Thursday, November 19, 2015

Remembering the meeting with Václav Havel and Oldřich Černý at Forum 2000 in 2009

"The salvation of this human world lies nowhere else than in the human heart, in the human power to reflect, in human meekness and human responsibility."- Václav Havel IHT (21 February 1990) 

Six years ago in October of 2009 together with former prisoner of conscience José Gabriel Ramón Castillo, Czech journalist Carlos González Sháněl, political analyst Javier Loaiza, Tamara Suju Roa and  Former Bolivian President Jorge Quiroga met President Václav Havel and Forum 2000 Executive Director Oldřich Černý at the Forum 2000 on the 20th anniversary of the Velvet Revolution.

It was at this event that President Havel made some profound observations that now and hindsight speak volumes at the challenges currently faced in a deteriorating international atmosphere.
At the time President Barack Obama had backed out of meeting with the Dalai Lama due to an upcoming trip to China, Vaclav Havel explained the importance of such "small compromises" on October 12, 2009 at Forum 2000:
I believe that when the new Laureate of the Nobel Peace Prize postpones receiving the Dalai Lama until after he has accomplished his visit to China, he makes a small compromise, a compromise which actually has some logic to it. However, there arises a question as to whether those large, serious compromises do not have their origin and roots in precisely these tiny and very often more or less logical compromises.
Both Václav Havel and Oldřich Černý have passed away and are greatly missed, especially in these difficult times when moral clarity and discernment are greatly needed. The video below was made by journalist Carlos González.
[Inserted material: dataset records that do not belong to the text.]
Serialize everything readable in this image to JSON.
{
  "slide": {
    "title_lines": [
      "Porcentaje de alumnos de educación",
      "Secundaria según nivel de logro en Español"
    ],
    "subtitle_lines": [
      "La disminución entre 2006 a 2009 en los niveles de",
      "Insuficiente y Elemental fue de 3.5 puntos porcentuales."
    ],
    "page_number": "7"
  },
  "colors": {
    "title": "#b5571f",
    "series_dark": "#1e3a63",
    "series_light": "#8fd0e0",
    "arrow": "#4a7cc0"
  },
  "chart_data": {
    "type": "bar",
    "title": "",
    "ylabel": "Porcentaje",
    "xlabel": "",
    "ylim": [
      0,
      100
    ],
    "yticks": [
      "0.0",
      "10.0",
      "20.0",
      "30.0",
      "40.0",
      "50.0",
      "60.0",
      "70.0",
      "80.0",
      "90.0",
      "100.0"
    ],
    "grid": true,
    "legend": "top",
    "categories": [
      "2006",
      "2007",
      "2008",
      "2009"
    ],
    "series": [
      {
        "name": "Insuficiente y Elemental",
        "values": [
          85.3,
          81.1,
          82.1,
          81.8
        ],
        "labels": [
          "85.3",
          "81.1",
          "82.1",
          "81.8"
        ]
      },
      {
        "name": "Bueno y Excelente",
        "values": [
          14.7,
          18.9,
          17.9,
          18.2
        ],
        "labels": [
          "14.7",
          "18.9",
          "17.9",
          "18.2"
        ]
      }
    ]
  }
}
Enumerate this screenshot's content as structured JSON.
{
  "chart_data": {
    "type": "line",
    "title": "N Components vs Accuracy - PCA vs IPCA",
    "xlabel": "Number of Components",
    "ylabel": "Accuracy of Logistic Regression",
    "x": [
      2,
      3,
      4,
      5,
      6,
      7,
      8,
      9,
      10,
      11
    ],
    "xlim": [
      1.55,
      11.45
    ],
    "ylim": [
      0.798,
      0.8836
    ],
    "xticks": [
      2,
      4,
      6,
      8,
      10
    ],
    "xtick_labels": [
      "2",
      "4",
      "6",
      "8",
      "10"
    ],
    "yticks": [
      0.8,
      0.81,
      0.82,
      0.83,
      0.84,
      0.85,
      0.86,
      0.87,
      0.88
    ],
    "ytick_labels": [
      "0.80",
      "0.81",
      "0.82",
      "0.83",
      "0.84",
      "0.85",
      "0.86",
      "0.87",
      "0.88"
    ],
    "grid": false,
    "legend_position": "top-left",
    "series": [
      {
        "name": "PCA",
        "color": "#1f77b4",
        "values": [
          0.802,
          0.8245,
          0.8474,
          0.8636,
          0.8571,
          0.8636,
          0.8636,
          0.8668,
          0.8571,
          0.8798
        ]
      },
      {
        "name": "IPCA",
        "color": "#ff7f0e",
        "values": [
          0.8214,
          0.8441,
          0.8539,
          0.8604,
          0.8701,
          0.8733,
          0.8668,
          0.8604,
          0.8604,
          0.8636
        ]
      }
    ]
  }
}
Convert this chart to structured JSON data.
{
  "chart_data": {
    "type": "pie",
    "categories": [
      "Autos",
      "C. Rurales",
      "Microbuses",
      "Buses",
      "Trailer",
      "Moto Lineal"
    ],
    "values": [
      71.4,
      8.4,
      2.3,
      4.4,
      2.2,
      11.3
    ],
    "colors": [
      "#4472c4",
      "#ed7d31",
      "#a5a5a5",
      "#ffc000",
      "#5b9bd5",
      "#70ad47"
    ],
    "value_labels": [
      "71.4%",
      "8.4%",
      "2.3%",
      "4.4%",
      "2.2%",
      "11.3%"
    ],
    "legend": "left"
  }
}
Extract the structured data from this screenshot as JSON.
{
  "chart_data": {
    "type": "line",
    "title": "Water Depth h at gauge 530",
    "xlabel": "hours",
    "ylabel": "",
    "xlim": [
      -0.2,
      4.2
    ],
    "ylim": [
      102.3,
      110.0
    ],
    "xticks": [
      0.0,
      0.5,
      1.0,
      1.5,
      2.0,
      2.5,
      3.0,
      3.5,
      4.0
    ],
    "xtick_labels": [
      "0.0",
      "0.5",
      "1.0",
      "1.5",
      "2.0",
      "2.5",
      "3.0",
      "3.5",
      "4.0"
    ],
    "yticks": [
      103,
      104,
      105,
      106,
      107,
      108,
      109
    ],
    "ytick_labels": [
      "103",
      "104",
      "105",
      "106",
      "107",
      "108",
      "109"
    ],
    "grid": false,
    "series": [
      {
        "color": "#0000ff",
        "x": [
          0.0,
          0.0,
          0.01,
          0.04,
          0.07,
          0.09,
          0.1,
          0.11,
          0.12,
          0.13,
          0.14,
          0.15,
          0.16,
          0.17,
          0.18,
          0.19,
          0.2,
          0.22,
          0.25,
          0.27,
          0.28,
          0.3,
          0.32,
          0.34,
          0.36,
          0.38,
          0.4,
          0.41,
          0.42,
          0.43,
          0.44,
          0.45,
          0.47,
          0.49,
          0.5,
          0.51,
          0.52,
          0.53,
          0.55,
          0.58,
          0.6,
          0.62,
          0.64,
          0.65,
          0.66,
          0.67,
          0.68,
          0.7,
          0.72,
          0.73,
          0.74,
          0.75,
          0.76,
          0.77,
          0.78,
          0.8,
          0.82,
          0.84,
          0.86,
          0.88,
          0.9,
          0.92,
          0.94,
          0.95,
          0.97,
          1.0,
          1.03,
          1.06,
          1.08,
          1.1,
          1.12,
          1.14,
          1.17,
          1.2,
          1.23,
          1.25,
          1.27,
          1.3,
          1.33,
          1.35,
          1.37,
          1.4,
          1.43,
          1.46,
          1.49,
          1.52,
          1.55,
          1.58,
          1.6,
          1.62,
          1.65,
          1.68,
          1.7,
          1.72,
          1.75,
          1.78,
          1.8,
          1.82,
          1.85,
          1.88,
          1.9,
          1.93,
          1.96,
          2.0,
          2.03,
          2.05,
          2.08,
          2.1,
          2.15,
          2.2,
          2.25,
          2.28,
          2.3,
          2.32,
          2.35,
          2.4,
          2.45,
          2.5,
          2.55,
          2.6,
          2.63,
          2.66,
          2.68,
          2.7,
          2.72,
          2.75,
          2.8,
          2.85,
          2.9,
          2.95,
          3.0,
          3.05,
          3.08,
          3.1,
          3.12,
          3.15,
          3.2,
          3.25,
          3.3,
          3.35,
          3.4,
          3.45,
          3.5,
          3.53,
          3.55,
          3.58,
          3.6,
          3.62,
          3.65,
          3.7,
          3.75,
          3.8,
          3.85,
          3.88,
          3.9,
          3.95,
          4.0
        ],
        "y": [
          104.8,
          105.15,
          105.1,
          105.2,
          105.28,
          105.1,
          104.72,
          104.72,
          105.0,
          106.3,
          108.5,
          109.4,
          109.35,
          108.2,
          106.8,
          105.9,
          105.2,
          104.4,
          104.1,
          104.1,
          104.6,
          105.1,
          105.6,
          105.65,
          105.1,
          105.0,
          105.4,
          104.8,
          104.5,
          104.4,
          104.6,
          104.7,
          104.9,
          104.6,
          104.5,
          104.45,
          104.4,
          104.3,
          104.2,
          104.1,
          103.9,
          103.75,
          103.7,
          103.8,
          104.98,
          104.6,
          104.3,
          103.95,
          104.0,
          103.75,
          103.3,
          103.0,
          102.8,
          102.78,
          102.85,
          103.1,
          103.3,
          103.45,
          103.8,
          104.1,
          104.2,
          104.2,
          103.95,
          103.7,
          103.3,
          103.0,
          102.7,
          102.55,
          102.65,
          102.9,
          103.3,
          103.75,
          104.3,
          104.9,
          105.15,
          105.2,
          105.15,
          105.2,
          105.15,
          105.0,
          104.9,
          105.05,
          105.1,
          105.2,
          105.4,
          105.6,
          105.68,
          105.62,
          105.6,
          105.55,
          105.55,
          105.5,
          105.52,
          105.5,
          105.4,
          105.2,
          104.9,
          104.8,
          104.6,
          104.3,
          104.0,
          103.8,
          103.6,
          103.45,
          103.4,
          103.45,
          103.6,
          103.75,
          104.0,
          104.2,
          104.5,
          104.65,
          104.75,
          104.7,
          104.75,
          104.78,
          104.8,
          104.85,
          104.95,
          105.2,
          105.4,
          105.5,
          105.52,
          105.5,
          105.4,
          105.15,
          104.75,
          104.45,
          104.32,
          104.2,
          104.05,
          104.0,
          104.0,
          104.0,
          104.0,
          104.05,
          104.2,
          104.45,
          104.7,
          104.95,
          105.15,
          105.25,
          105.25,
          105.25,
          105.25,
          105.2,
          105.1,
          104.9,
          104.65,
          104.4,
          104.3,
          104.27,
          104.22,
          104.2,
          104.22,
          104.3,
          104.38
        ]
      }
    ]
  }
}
At the gathering above President Havel signed a petition calling for the release of 305 Cuban political prisoners. Cuban democrats should honor and remember the dissident who became a prisoner of conscience who became a president and later a private citizen and through out this trajectory maintained his solidarity with the victims of repression around the world. On the 26th anniversary of the Velvet Revolution the legacy of Václav Havel and Oldřich Černý lives on in the free society they struggled to bring into being.